Sleepy Family — ねむたいきょうだい
- Source:
- ukiyo-e.org
Description
Sleepy Family (ねむたいきょうだい, Nemutai kyōdai — literally Sleepy Siblings) is an F12 woodblock print catalogued under Kasamatsu Mihoko on [ukiyo-e](/glossary/ukiyo-e).org. The title and probable subject — small children together in a state of drowsiness — places the print firmly in a postwar Japanese pictorial tradition of intimate domestic scenes featuring children, a tradition that runs from Hashiguchi Goyō's prewar studies of women and babies through Iwata Sentarō's gentle child portraits to a number of women printmakers active from the 1960s onward.
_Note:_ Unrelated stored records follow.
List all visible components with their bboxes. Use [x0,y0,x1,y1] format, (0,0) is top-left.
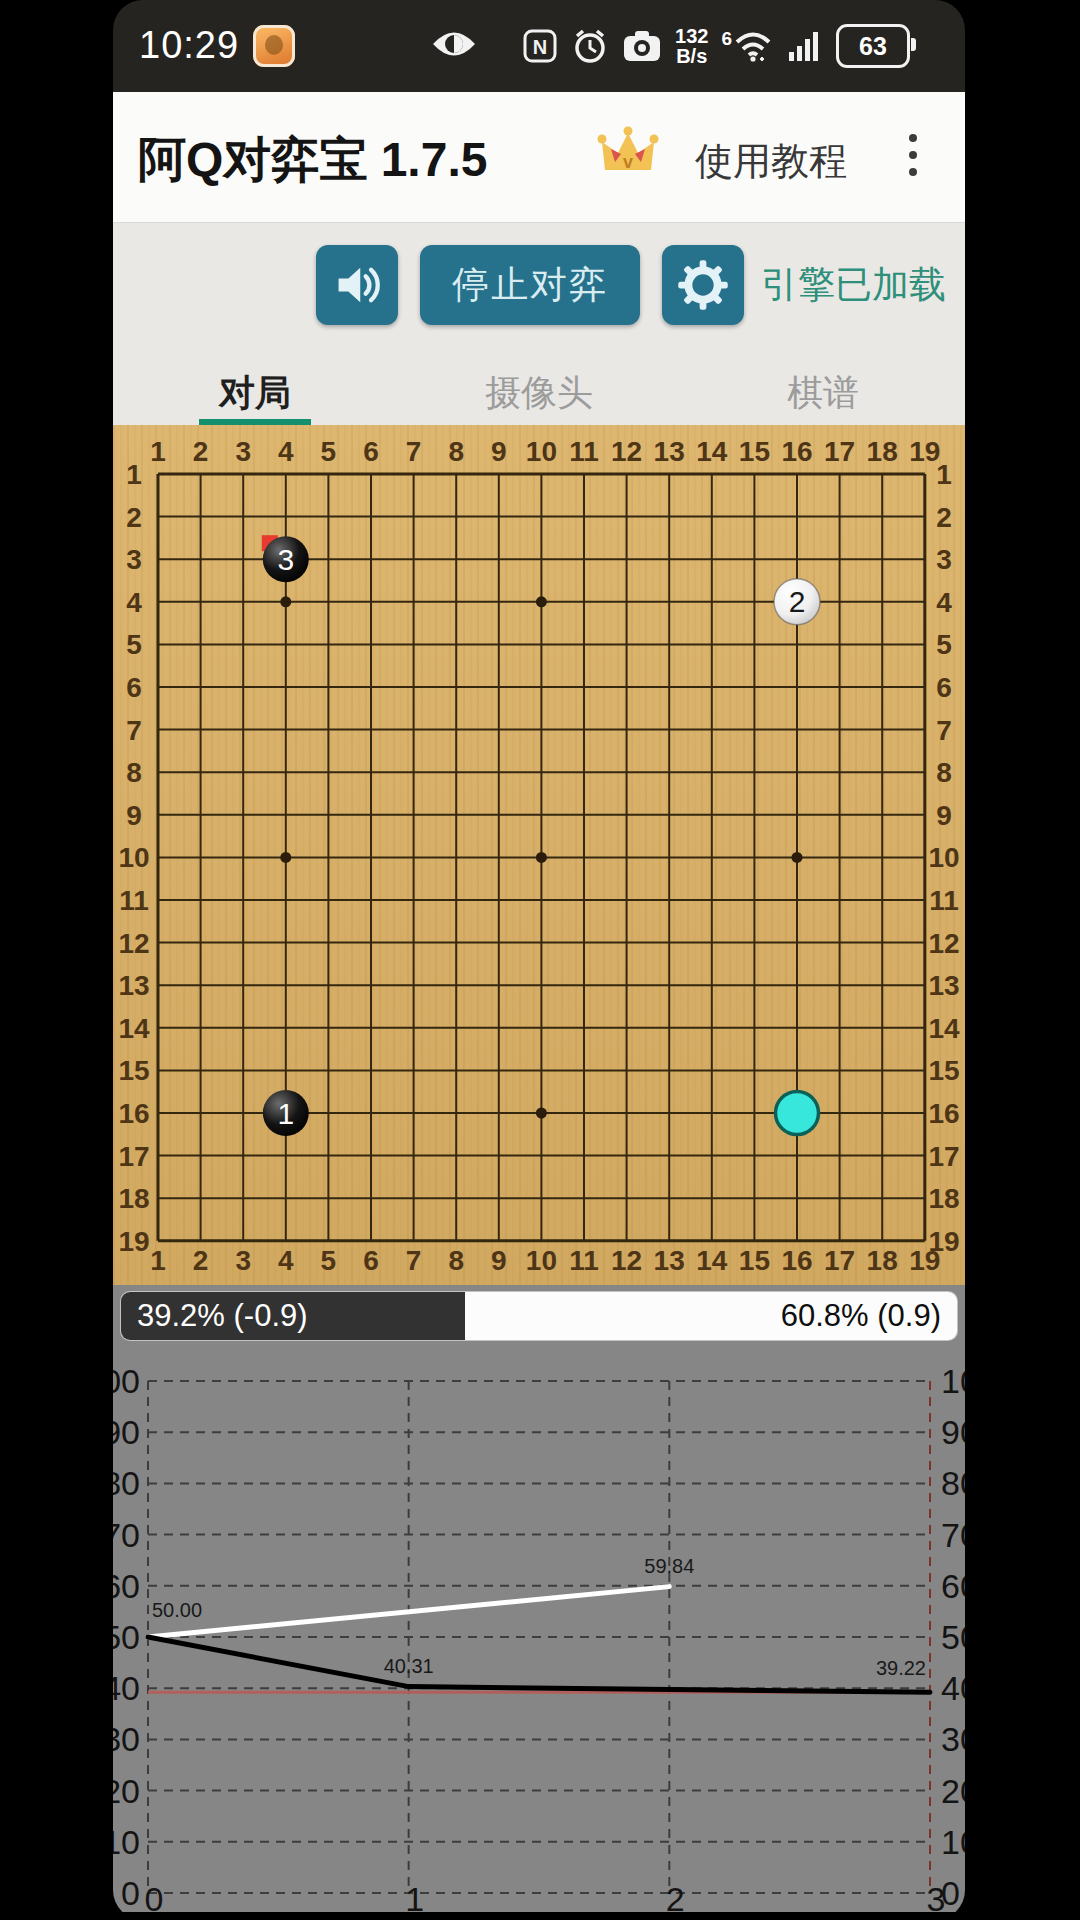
svg-text:5: 5 [321,1245,337,1276]
svg-text:4: 4 [936,587,952,618]
svg-text:11: 11 [569,436,599,467]
svg-text:3: 3 [126,544,142,575]
svg-text:13: 13 [654,1245,685,1276]
svg-text:17: 17 [928,1141,959,1172]
point-label: 40.31 [384,1655,434,1677]
tab-bar: 对局摄像头棋谱 [113,360,965,426]
svg-text:15: 15 [739,1245,770,1276]
star-point [280,596,291,607]
svg-text:0: 0 [121,1874,140,1912]
winrate-bar: 39.2% (-0.9) 60.8% (0.9) [121,1292,957,1340]
svg-text:20: 20 [941,1772,965,1810]
svg-text:10: 10 [941,1823,965,1861]
vip-crown-icon[interactable]: v [595,124,661,184]
white-winrate-label: 60.8% (0.9) [781,1292,941,1340]
notification-app-icon [253,25,295,67]
svg-text:1: 1 [126,459,142,490]
svg-text:8: 8 [126,757,142,788]
alarm-icon [571,27,609,65]
svg-text:30: 30 [941,1720,965,1758]
svg-text:8: 8 [936,757,952,788]
svg-text:80: 80 [941,1464,965,1502]
svg-text:18: 18 [867,1245,898,1276]
series-black-win-rate [148,1637,930,1692]
stop-game-button[interactable]: 停止对弈 [420,245,640,325]
svg-text:4: 4 [278,436,294,467]
phone-screen: 10:29 N 132 B/s 6 63 阿Q对弈宝 1.7.5 v 使用教程 [113,0,965,1920]
tutorial-link[interactable]: 使用教程 [695,136,847,187]
overflow-menu-icon[interactable] [903,128,923,182]
svg-text:19: 19 [928,1226,959,1257]
star-point [536,1108,547,1119]
star-point [536,852,547,863]
svg-text:16: 16 [928,1098,959,1129]
svg-text:2: 2 [936,502,952,533]
svg-text:6: 6 [363,1245,379,1276]
svg-text:15: 15 [928,1055,959,1086]
svg-text:7: 7 [406,1245,422,1276]
star-point [536,596,547,607]
star-point [280,852,291,863]
svg-text:10: 10 [113,1823,140,1861]
nfc-icon: N [522,28,558,64]
svg-text:7: 7 [126,715,142,746]
stone-move-number: 2 [789,585,806,618]
svg-text:12: 12 [611,436,642,467]
svg-text:70: 70 [113,1516,140,1554]
status-bar: 10:29 N 132 B/s 6 63 [113,0,965,92]
svg-text:16: 16 [781,1245,812,1276]
star-point [792,852,803,863]
svg-text:15: 15 [739,436,770,467]
svg-text:12: 12 [611,1245,642,1276]
svg-text:v: v [623,152,633,172]
camera-icon [622,29,662,63]
control-panel: 停止对弈 引擎已加载 对局摄像头棋谱 [113,222,965,426]
svg-text:11: 11 [119,885,149,916]
svg-text:5: 5 [936,629,952,660]
svg-text:40: 40 [113,1669,140,1707]
svg-text:60: 60 [113,1567,140,1605]
svg-text:8: 8 [448,1245,464,1276]
svg-text:2: 2 [193,436,209,467]
svg-text:2: 2 [666,1880,685,1918]
svg-text:10: 10 [118,842,149,873]
battery-icon: 63 [836,24,910,68]
go-board[interactable]: 1111222233334444555566667777888899991010… [113,425,965,1285]
svg-text:60: 60 [941,1567,965,1605]
svg-text:15: 15 [118,1055,149,1086]
ai-suggestion-stone [776,1092,819,1135]
signal-icon [787,28,823,64]
winrate-black-segment: 39.2% (-0.9) [121,1292,465,1340]
svg-text:18: 18 [928,1183,959,1214]
svg-text:9: 9 [491,1245,507,1276]
svg-text:16: 16 [118,1098,149,1129]
svg-text:3: 3 [235,436,251,467]
engine-status: 引擎已加载 [761,245,946,325]
svg-text:1: 1 [150,436,166,467]
svg-text:100: 100 [941,1362,965,1400]
svg-text:70: 70 [941,1516,965,1554]
status-icons: N 132 B/s 6 63 [522,0,910,92]
svg-text:3: 3 [927,1880,946,1918]
svg-text:18: 18 [867,436,898,467]
svg-text:17: 17 [118,1141,149,1172]
analysis-panel: 39.2% (-0.9) 60.8% (0.9) 001010202030304… [113,1285,965,1912]
svg-text:2: 2 [126,502,142,533]
point-label: 39.22 [876,1657,926,1679]
svg-text:0: 0 [145,1880,164,1918]
black-winrate-label: 39.2% (-0.9) [137,1298,308,1334]
svg-text:50: 50 [113,1618,140,1656]
sound-button[interactable] [316,245,398,325]
svg-text:50: 50 [941,1618,965,1656]
svg-text:10: 10 [526,436,557,467]
wifi-icon: 6 [721,28,774,64]
title-bar: 阿Q对弈宝 1.7.5 v 使用教程 [113,92,965,222]
page-title: 阿Q对弈宝 1.7.5 [138,128,487,192]
svg-text:16: 16 [781,436,812,467]
svg-text:1: 1 [150,1245,166,1276]
svg-text:13: 13 [654,436,685,467]
svg-text:5: 5 [126,629,142,660]
svg-text:14: 14 [928,1013,960,1044]
stone-move-number: 3 [277,543,294,576]
svg-text:4: 4 [126,587,142,618]
svg-text:9: 9 [126,800,142,831]
network-speed: 132 B/s [675,26,708,66]
svg-text:14: 14 [696,436,728,467]
svg-text:3: 3 [235,1245,251,1276]
svg-text:30: 30 [113,1720,140,1758]
svg-text:7: 7 [936,715,952,746]
svg-text:80: 80 [113,1464,140,1502]
svg-text:6: 6 [126,672,142,703]
svg-text:11: 11 [569,1245,599,1276]
svg-text:13: 13 [928,970,959,1001]
speaker-icon [331,259,383,311]
svg-text:20: 20 [113,1772,140,1810]
svg-text:11: 11 [929,885,959,916]
tab-2[interactable]: 摄像头 [397,360,681,426]
svg-text:12: 12 [928,928,959,959]
svg-text:5: 5 [321,436,337,467]
svg-text:13: 13 [118,970,149,1001]
clock: 10:29 [139,24,239,67]
svg-text:1: 1 [405,1880,424,1918]
svg-text:19: 19 [909,436,940,467]
svg-text:18: 18 [118,1183,149,1214]
tab-3[interactable]: 棋谱 [681,360,965,426]
svg-text:14: 14 [696,1245,728,1276]
svg-text:14: 14 [118,1013,150,1044]
svg-text:8: 8 [448,436,464,467]
svg-text:10: 10 [928,842,959,873]
svg-text:100: 100 [113,1362,140,1400]
eye-comfort-icon [431,28,477,64]
gear-icon [676,258,730,312]
svg-text:12: 12 [118,928,149,959]
settings-button[interactable] [662,245,744,325]
stone-move-number: 1 [277,1097,294,1130]
point-label: 50.00 [152,1599,202,1621]
tab-1[interactable]: 对局 [113,360,397,426]
svg-text:9: 9 [491,436,507,467]
point-label: 59.84 [644,1555,694,1577]
svg-text:4: 4 [278,1245,294,1276]
svg-text:40: 40 [941,1669,965,1707]
svg-text:3: 3 [936,544,952,575]
svg-text:17: 17 [824,436,855,467]
svg-text:90: 90 [941,1413,965,1451]
svg-text:7: 7 [406,436,422,467]
winrate-chart: 0010102020303040405050606070708080909010… [113,1360,965,1920]
svg-text:N: N [533,36,547,58]
svg-text:17: 17 [824,1245,855,1276]
svg-text:2: 2 [193,1245,209,1276]
svg-text:19: 19 [118,1226,149,1257]
svg-text:9: 9 [936,800,952,831]
svg-text:90: 90 [113,1413,140,1451]
svg-text:6: 6 [936,672,952,703]
svg-text:6: 6 [363,436,379,467]
svg-text:10: 10 [526,1245,557,1276]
The choice of subject is itself significant. Where prewar [shin-hanga](/glossary/shin-hanga) publishers tended to favor a relatively narrow set of marketable motifs — geisha, kabuki actors, famous landscapes, and seasonal beauties — postwar sōsaku-hanga artists, working outside that commercial framework, could turn to subjects drawn from their own households. Sleeping children, family pets, and quiet domestic interiors became plausible subjects in a way that they rarely had been in earlier woodblock practice. Mihoko's Sleepy Family fits this pattern and reads as a personal observation rather than a commissioned design.